Ascolto del minore. Con riferimento all’ascolto del minore, la giurisprudenza di legittimità ha avuto modo di chiarire che:

-      si tratta di un adempimento necessario nel primo grado di giudizio delle procedure relative al suo affidamento, come si desume, anche, dall’art. 336-bis, comma 1, cod. civ., che prevede che il minore debba essere ascoltato «dal presidente del tribunale o dal giudice delegato», coerentemente con l’art. 2, comma 1, lett. i, della legge n. 219/2012 (Cass. 22 luglio 2014, n. 16658, est. Lamorgese. Nella specie, il minore era stato ascoltato direttamente dal giudice di primo grado e la circostanza che, in grado di appello, fosse stato ascoltato solo dal c.t.u. non determinava alcuna violazione di tipo processuale);

-      è obbligatorio anche nei procedimenti conseguenti alla cessazione della convivenza tra genitori non uniti in matrimonio, laddove implichino valutazioni e statuizioni direttamente incidenti sugli aspetti inerenti all’affidamento, alle modalità di frequentazione ed alle scelte che ineriscono alla valutazione dell’interesse del minore (Cass. 10 settembre 2014, n. 19007, est. Campanile);

-      non va operato tutte le volte in cui esso sia ritenuto inopportuno, in ragione dell’età o del grado di maturità del minore o per altre circostanze, le quali palesino come l’ascolto sarebbe, piuttosto, pregiudizievole per l’interesse ad un equilibrato sviluppo psicofisico del minore, secondo la specifica motivazione che il giudice del merito dovrà enunciare (Cass. 2 luglio 2014, n. 15143, est. Nazzicone. Nella specie, la Corte di appello, nell’ambito di un giudizio divorzile, aveva adeguatamente esposto il proprio convincimento circa la non opportunità di disporre una nuova audizione della figlia infradodicenne della coppia, già ascoltata in primo grado, per scongiurare il rischio che la stessa fosse foriera di ulteriore disagio e pregiudizio per la minore, stante le osservazioni formulate dal c.t.u. in merito ai comportamenti di entrambi i genitori che cercavano di coinvolgerla in verifiche di fatti e stati d’animo); 

-      non rappresentando una testimonianza o un altro atto istruttorio rivolto ad acquisire una risultanza favorevole all’una o all’altra soluzione, bensì un momento formale del procedimento deputato a raccogliere le opinioni ed i bisogni rappresentati dal minore in merito alla vicenda in cui è coinvolto, deve svolgersi in modo tale da garantire l’esercizio effettivo del diritto del minore di esprimere liberamente la propria opinione, e, quindi, con tutte le cautele e le modalità atte ad evitare interferenze, turbamenti e condizionamenti, ivi compresa la facoltà di vietare l’interlocuzione con i genitori e/o con i difensori, nonché di sentire il minore da solo, o, ancora, quello di delegare l’audizione ad un organo più appropriato e professionalmente attrezzato (Cass. 21 novembre 2014, n. 24864, est.
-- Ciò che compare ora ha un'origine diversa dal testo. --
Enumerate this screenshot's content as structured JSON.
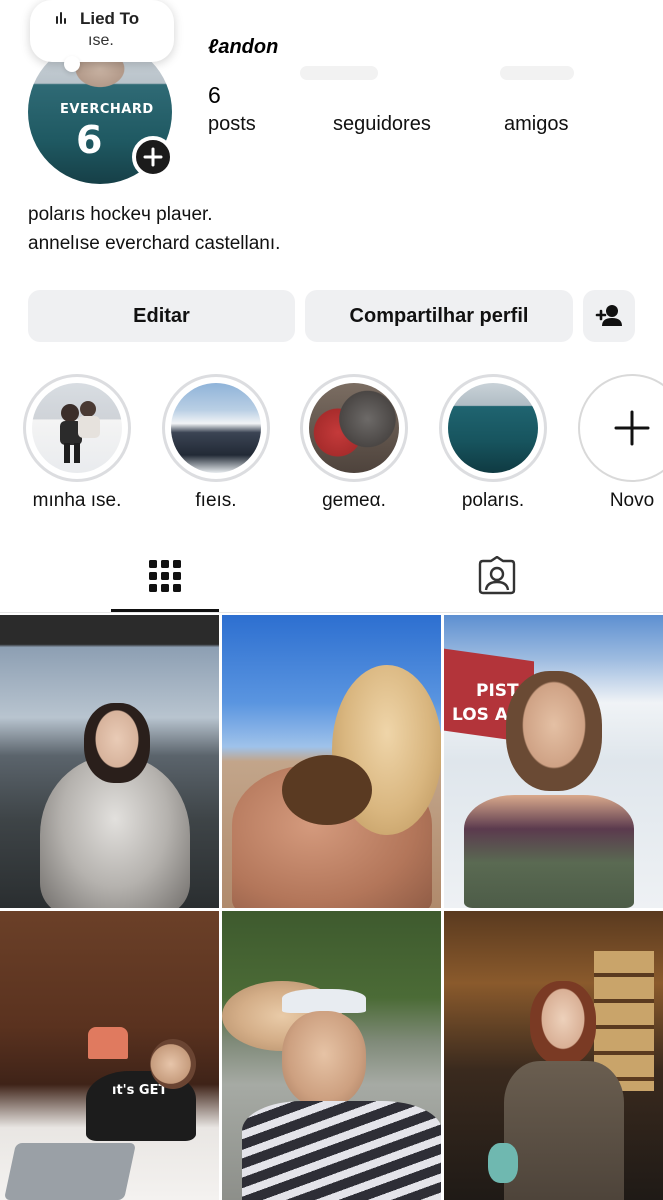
{
  "profile": {
    "username": "ℓandon",
    "avatar_jersey_name": "EVERCHARD",
    "avatar_jersey_number": "6",
    "note_title": "Lied To",
    "note_subtitle": "ıse.",
    "posts_count": "6",
    "posts_label": "posts",
    "followers_label": "seguidores",
    "friends_label": "amigos",
    "bio_line1": "polarıs hockeч plaчer.",
    "bio_line2": "annelıse everchard castellanı."
  },
  "actions": {
    "edit_label": "Editar",
    "share_label": "Compartilhar perfil",
    "add_friend_icon": "add-person-icon"
  },
  "highlights": [
    {
      "label": "mınha ıse."
    },
    {
      "label": "fıeıs."
    },
    {
      "label": "gemeα."
    },
    {
      "label": "polarıs."
    },
    {
      "label": "Novo"
    }
  ],
  "tabs": {
    "grid_icon": "grid-icon",
    "tagged_icon": "tagged-person-icon",
    "active": "grid"
  },
  "posts": {
    "tile3_sign_line1": "PISTA",
    "tile3_sign_line2": "LOS ASNO",
    "tile4_shirt_text": "ıt's GET"
  },
  "colors": {
    "button_bg": "#eff0f2",
    "text": "#111111",
    "accent_jersey": "#1f5962"
  }
}
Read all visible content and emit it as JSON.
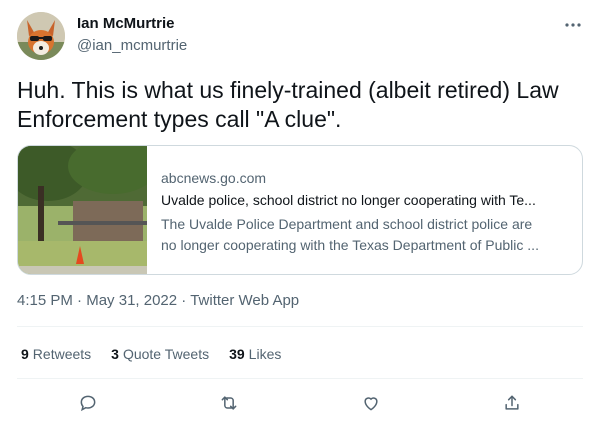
{
  "user": {
    "display_name": "Ian McMurtrie",
    "handle": "@ian_mcmurtrie",
    "avatar_icon": "fox-avatar"
  },
  "header": {
    "more_icon": "more-horizontal-icon"
  },
  "tweet": {
    "text": "Huh. This is what us finely-trained (albeit retired) Law\nEnforcement types call \"A clue\"."
  },
  "card": {
    "domain": "abcnews.go.com",
    "title": "Uvalde police, school district no longer cooperating with Te...",
    "description_line1": "The Uvalde Police Department and school district police are",
    "description_line2": "no longer cooperating with the Texas Department of Public ..."
  },
  "meta": {
    "time": "4:15 PM",
    "separator": "·",
    "date": "May 31, 2022",
    "source": "Twitter Web App"
  },
  "stats": {
    "retweets_count": "9",
    "retweets_label": "Retweets",
    "quotes_count": "3",
    "quotes_label": "Quote Tweets",
    "likes_count": "39",
    "likes_label": "Likes"
  },
  "actions": [
    "reply-icon",
    "retweet-icon",
    "like-icon",
    "share-icon"
  ],
  "colors": {
    "text_primary": "#0f1419",
    "text_secondary": "#536471",
    "border": "#cfd9de",
    "divider": "#eff3f4"
  }
}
Campanile, secondo cui, a conferma di ciò, l’art. 336-bis, comma 2, cod. civ., ha previsto che le parti, i difensori, il curatore del minore, se nominato, ed il p.m. sono ammessi a partecipare all’ascolto se autorizzati dal giudice);

-      il giudice potrebbe non ammettere il consulente di parte a partecipare all’ascolto delegato ad un c.t.u., nell’ambito di un riscontro psicodiagnostico, valutando che tale presenza potrebbe compromettere la spontaneità del minore (Cass. 20 agosto 2014, n. 18060, est. Dogliotti);

-      la valutazione del giudice sul miglior collocamento del figlio presso l’uno o l’altro genitore potrebbe non coincidere con le opinioni manifestate dal minore, ma, in questi casi, il giudice ha un onere di motivazione direttamente proporzionale al grado di discernimento del minore e ciò è una diretta conseguenza dell’imprescindibilità dell’ascolto del medesimo (Cass. 22 luglio 2014, n. 16658, est. Lamorgese. Nella specie, il giudice del merito non aveva disatteso né trascurato la volontà del minore, ma aveva solo interpretato le sue dichiarazioni rese in sede di audizione, che manifestavano solo una normale preoccupazione, ma non avversione, verso l’ipotizzato trasferimento presso il luogo di residenza del padre).